Speaking personally, I've been a professional developer for almost decade and even in my relatively short career I've seen a lot of technologies come and go. I was reluctantly roped into it by my first boss, an enthusiastic Vim advocate. And since, almost nothing else (save for maybe git) beat learning vim from a return on investment perspective. From the default mac OS installation to some old Fedora box that has not been patched since the early 2000s, Vim (or its simpler brother Vi) has always been there!

And once I got used to it, I couldn't really imagine using computers any other way. I'd go so far as to say that the 'home row' concept of vim is the ergonomic ideal of keyboard based computing, and I now try to mimic that behavior everywhere -- the vimium extension in chrome, various vim plugins for vs code and sublime etc. If you're on the fence, I'd urge you to give in!

Same here, and then i discovered EVIL, the vi layer for emacs. The best of all worlds: Vim text manipulation grammar over the emacs engine.

I've used Emacs for many years, and recently switched to Spacemacs, a set of configs that kind of takes over Emacs and puts a great platform on top of it.

I frequently describe Spacemacs as a better vim than vim. Don't get me wrong, I've used vim for ages; I'll never stop editing server config with vi, nor will I stop getting mad when vi is actually vi and not vim.

But for a day to day code editor? Spacemacs is astonishingly good.

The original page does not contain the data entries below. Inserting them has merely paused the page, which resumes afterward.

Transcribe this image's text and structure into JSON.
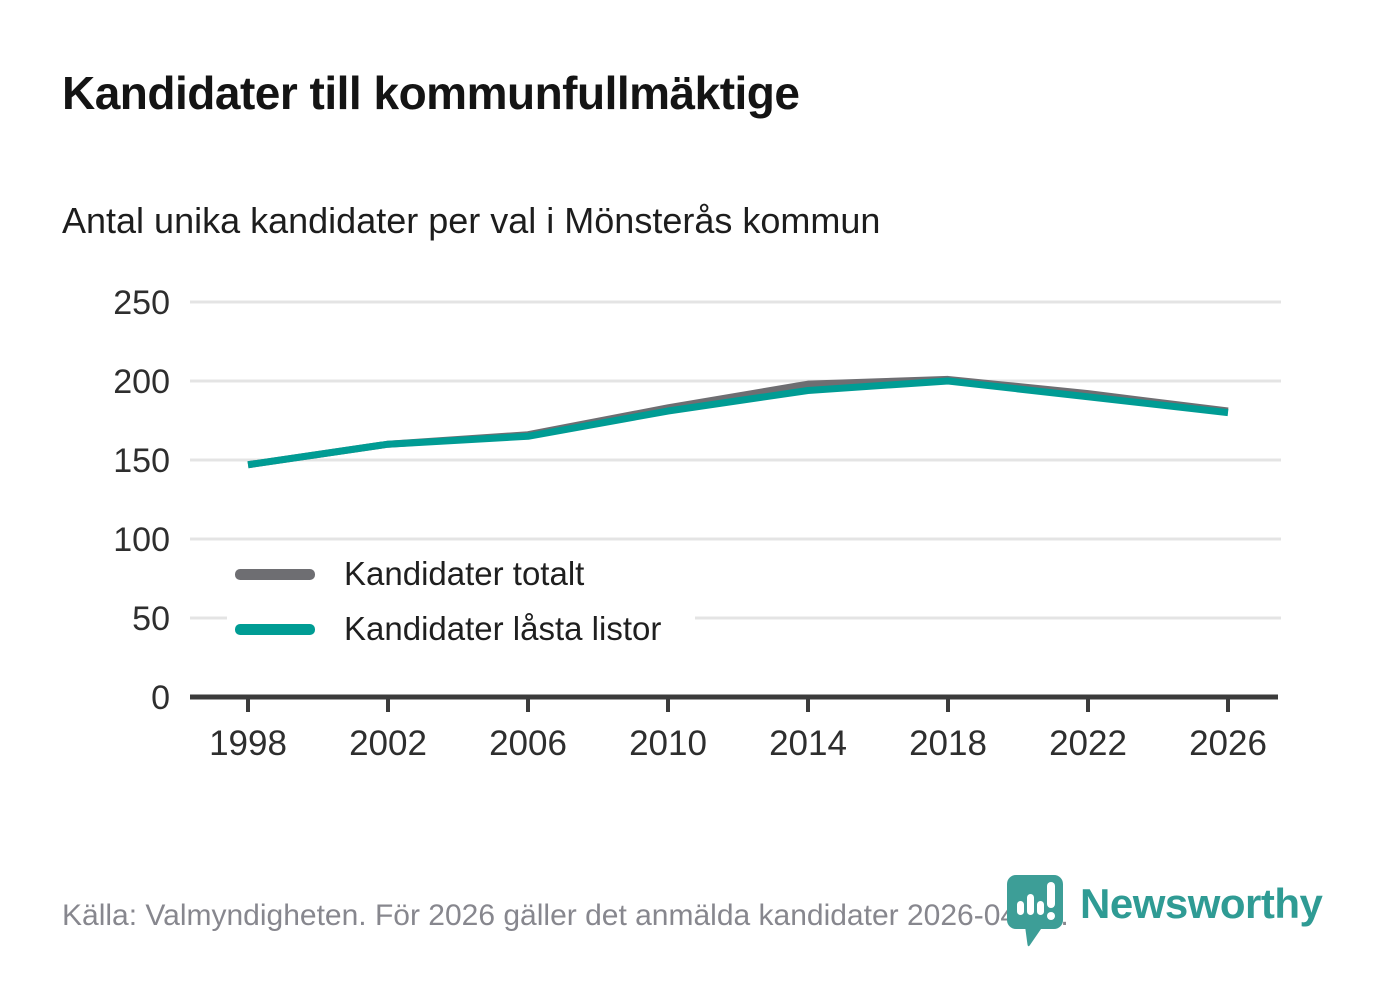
{
  "header": {
    "title": "Kandidater till kommunfullmäktige",
    "subtitle": "Antal unika kandidater per val i Mönsterås kommun"
  },
  "chart_data": {
    "type": "line",
    "categories": [
      "1998",
      "2002",
      "2006",
      "2010",
      "2014",
      "2018",
      "2022",
      "2026"
    ],
    "series": [
      {
        "name": "Kandidater totalt",
        "color": "#6e6e72",
        "values": [
          147,
          160,
          166,
          183,
          198,
          201,
          192,
          181
        ]
      },
      {
        "name": "Kandidater låsta listor",
        "color": "#009c94",
        "values": [
          147,
          160,
          165,
          181,
          194,
          200,
          190,
          180
        ]
      }
    ],
    "title": "Kandidater till kommunfullmäktige",
    "xlabel": "",
    "ylabel": "",
    "ylim": [
      0,
      250
    ],
    "yticks": [
      0,
      50,
      100,
      150,
      200,
      250
    ],
    "grid": true,
    "legend_position": "inside-lower-left"
  },
  "colors": {
    "accent_teal": "#009c94",
    "series_gray": "#6e6e72",
    "gridline": "#e4e4e4",
    "axis": "#3b3b3b",
    "tick_text": "#2e2e2e",
    "footer_text": "#87878e",
    "brand_teal": "#2f9b94",
    "brand_pin": "#3d9e97"
  },
  "footer": {
    "source": "Källa: Valmyndigheten. För 2026 gäller det anmälda kandidater 2026-04-10.",
    "brand": "Newsworthy"
  }
}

(Of course, Spacemacs is built on top of EVIL, as well as dozens of other packages. On the shoulders of giants, as we say.)

The problem with Emacs and all its modifications is that it cannot match Vim's flexible system for custom keybindings. And because of that Evil mode has the same limitation, beside its insistence to prefer using builtin Emacs functionality over emulating Vim behaviour correctly.

And the other thing that I could never get used to is that Emacs' terminals can't handle ncurses applications. I usually like to run Vim in a terminal multiplexer and combine it with various terminal utilities when needed, and Emacs doesn't support that - unless you run it in a terminal, but then Evil mode stops working properly...

I'm fine with Vim, but I'm glad I tried Emacs for a while because it does have some nice ideas.

> The problem with Emacs and all its modifications is that it cannot match Vim's flexible system for custom keybindings.

Interesting, my impression was that custom keybindings was more flexible in Emacs + Evil than in Vim. It seemed easier to e.g. define new modes with separate keybindings, and if you use the GUI version, more distinct keybindings are available.

> And the other thing that I could never get used to is that Emacs' terminals can't handle ncurses applications.

It can now. The problem is that there are a lot of shells and terminals available in Emacs, so it's not always obvious which one supports what. But emacs-libvterm [1] is a "real" terminal inside Emacs, and supports ncurses apps well. (The website warns about being alpha level, but I used Emacs + Evil for about half a year, and it worked fine for me.)

[1]: https://github.com/akermu/emacs-libvterm

> I'm fine with Vim, but I'm glad I tried Emacs for a while because it does have some nice ideas.

I ended up with the same conclusion :).